Depois de sair de Baghouz com outras mulheres do EI em março de 2019, Barakat fugiu para uma vila próxima em vez de acabar em um acampamento. Com a ajuda de simpatizantes do EI, ela fez uma rota de contrabando e acabou em Idlib, no noroeste da Síria, em um lar para viúvas do EI. Seu marido foi morto em Baghouz.

Aqui, a história de Barakat diverge do que ela contou às autoridades. Inicialmente, ela disse a eles que havia deixado seu filho para trás em Idlib para encontrar trabalho em outro lugar. Ela disse à AP que Hoodh morreu após um ataque aéreo em Idlib.

Quando pressionada a esclarecer, ela disse: "É difícil. Não quero falar sobre isso".

Com a ajuda de um contrabandista, ela foi para Deir el-Zour e acabou encontrando trabalho em um mercado de roupas, economizando para uma nova vida na Turquia.
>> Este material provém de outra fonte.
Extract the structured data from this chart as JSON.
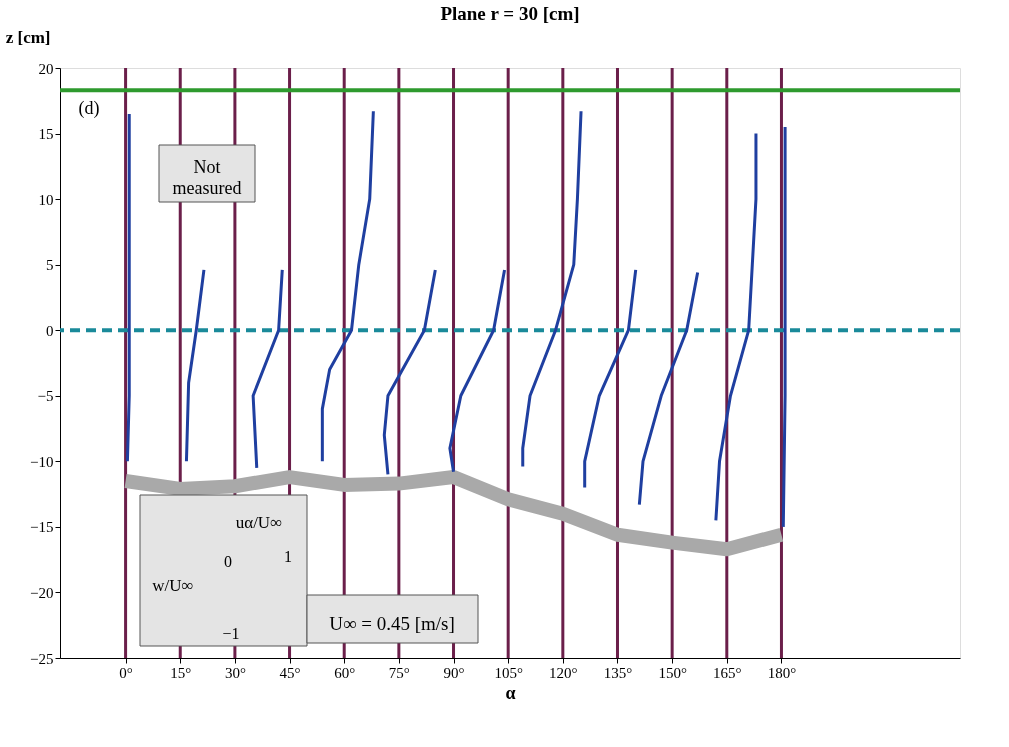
{
  "chart_data": {
    "type": "line",
    "title": "Plane  r = 30 [cm]",
    "xlabel": "α",
    "ylabel": "z [cm]",
    "xlim": [
      -18,
      229
    ],
    "ylim": [
      -25,
      20
    ],
    "xticks": [
      {
        "value": 0,
        "label": "0°"
      },
      {
        "value": 15,
        "label": "15°"
      },
      {
        "value": 30,
        "label": "30°"
      },
      {
        "value": 45,
        "label": "45°"
      },
      {
        "value": 60,
        "label": "60°"
      },
      {
        "value": 75,
        "label": "75°"
      },
      {
        "value": 90,
        "label": "90°"
      },
      {
        "value": 105,
        "label": "105°"
      },
      {
        "value": 120,
        "label": "120°"
      },
      {
        "value": 135,
        "label": "135°"
      },
      {
        "value": 150,
        "label": "150°"
      },
      {
        "value": 165,
        "label": "165°"
      },
      {
        "value": 180,
        "label": "180°"
      }
    ],
    "yticks": [
      -25,
      -20,
      -15,
      -10,
      -5,
      0,
      5,
      10,
      15,
      20
    ],
    "grid": false,
    "marker": "none",
    "series": [
      {
        "color": "#a9a9a9",
        "x": [
          0,
          15,
          30,
          45,
          60,
          75,
          90,
          105,
          120,
          135,
          150,
          165,
          180
        ],
        "values": [
          -11.5,
          -12.1,
          -11.9,
          -11.2,
          -11.8,
          -11.7,
          -11.2,
          -12.9,
          -14.0,
          -15.6,
          -16.2,
          -16.7,
          -15.6
        ]
      },
      {
        "color": "#1f3fa0",
        "x": [
          1,
          1,
          1,
          0.5
        ],
        "values": [
          16.5,
          5,
          -5,
          -10
        ]
      },
      {
        "color": "#1f3fa0",
        "x": [
          21.5,
          19.4,
          17.3,
          16.7
        ],
        "values": [
          4.6,
          0,
          -4,
          -10
        ]
      },
      {
        "color": "#1f3fa0",
        "x": [
          43,
          42,
          35,
          36
        ],
        "values": [
          4.6,
          0,
          -5,
          -10.5
        ]
      },
      {
        "color": "#1f3fa0",
        "x": [
          68,
          67,
          64,
          62,
          56,
          54,
          54
        ],
        "values": [
          16.7,
          10,
          5,
          0,
          -3,
          -6,
          -10
        ]
      },
      {
        "color": "#1f3fa0",
        "x": [
          85,
          82,
          72,
          71,
          72
        ],
        "values": [
          4.6,
          0,
          -5,
          -8,
          -11
        ]
      },
      {
        "color": "#1f3fa0",
        "x": [
          104,
          101,
          92,
          89,
          90
        ],
        "values": [
          4.6,
          0,
          -5,
          -9,
          -10.8
        ]
      },
      {
        "color": "#1f3fa0",
        "x": [
          125,
          124,
          123,
          118,
          111,
          109,
          109
        ],
        "values": [
          16.7,
          10,
          5,
          0,
          -5,
          -9,
          -10.4
        ]
      },
      {
        "color": "#1f3fa0",
        "x": [
          140,
          138,
          130,
          126,
          126
        ],
        "values": [
          4.6,
          0,
          -5,
          -10,
          -12
        ]
      },
      {
        "color": "#1f3fa0",
        "x": [
          157,
          154,
          147,
          142,
          141
        ],
        "values": [
          4.4,
          0,
          -5,
          -10,
          -13.3
        ]
      },
      {
        "color": "#1f3fa0",
        "x": [
          173,
          173,
          172,
          171,
          166,
          163,
          162
        ],
        "values": [
          15,
          10,
          5,
          0,
          -5,
          -10,
          -14.5
        ]
      },
      {
        "color": "#1f3fa0",
        "x": [
          181,
          181,
          181,
          180.5
        ],
        "values": [
          15.5,
          5,
          -5,
          -15
        ]
      }
    ],
    "ref_lines": [
      {
        "axis": "x",
        "value": 0,
        "color": "#6b1f4a"
      },
      {
        "axis": "x",
        "value": 15,
        "color": "#6b1f4a"
      },
      {
        "axis": "x",
        "value": 30,
        "color": "#6b1f4a"
      },
      {
        "axis": "x",
        "value": 45,
        "color": "#6b1f4a"
      },
      {
        "axis": "x",
        "value": 60,
        "color": "#6b1f4a"
      },
      {
        "axis": "x",
        "value": 75,
        "color": "#6b1f4a"
      },
      {
        "axis": "x",
        "value": 90,
        "color": "#6b1f4a"
      },
      {
        "axis": "x",
        "value": 105,
        "color": "#6b1f4a"
      },
      {
        "axis": "x",
        "value": 120,
        "color": "#6b1f4a"
      },
      {
        "axis": "x",
        "value": 135,
        "color": "#6b1f4a"
      },
      {
        "axis": "x",
        "value": 150,
        "color": "#6b1f4a"
      },
      {
        "axis": "x",
        "value": 165,
        "color": "#6b1f4a"
      },
      {
        "axis": "x",
        "value": 180,
        "color": "#6b1f4a"
      },
      {
        "axis": "y",
        "value": 0,
        "color": "#1a8a9a",
        "line_style": "dashed"
      },
      {
        "axis": "y",
        "value": 18.3,
        "color": "#2e9a2e",
        "line_style": "solid"
      }
    ],
    "annotations": [
      "(d)",
      "Not measured",
      "uα/U∞",
      "0",
      "1",
      "w/U∞",
      "−1",
      "U∞ = 0.45 [m/s]"
    ]
  }
}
Ela ainda sonhava em chegar à Turquia quando as forças de segurança interna curdas a pegaram no mês passado, esperando em uma casa na cidade de al-Tweinah para ser levada por contrabandistas através da fronteira Síria-Turquia.

Ela foi detida e interrogada por dias.

"Fiz de tudo para esconder que era yazidi", disse ela. Ela disse aos investigadores que era de Deir el-Zour e esperava receber tratamento médico na Turquia, mas eles não acreditaram.

Uma delas mostrou uma foto antiga encontrada em seu celular – uma jovem yazidi em um mercado de escravos do EI – e pediu que ela explicasse.

"As palavras acabaram de sair: 'Essa é minha irmã'", disse Barakat.

Assim que a verdade foi revelada, Barakat foi levada para uma casa segura na aldeia de Barzan, na província de Hassakeh, na Síria, onde a comunidade yazidi a acolheu.

"Fiquei em choque ao ouvir suas palavras gentis e ser acolhida do jeito que fui", disse ela.

Ela ainda não está pronta para voltar para Sinjar. Sua família inteira foi morta ou ainda está desaparecida.

O que há para voltar, ela se pergunta. "Eu preciso de tempo, para mim."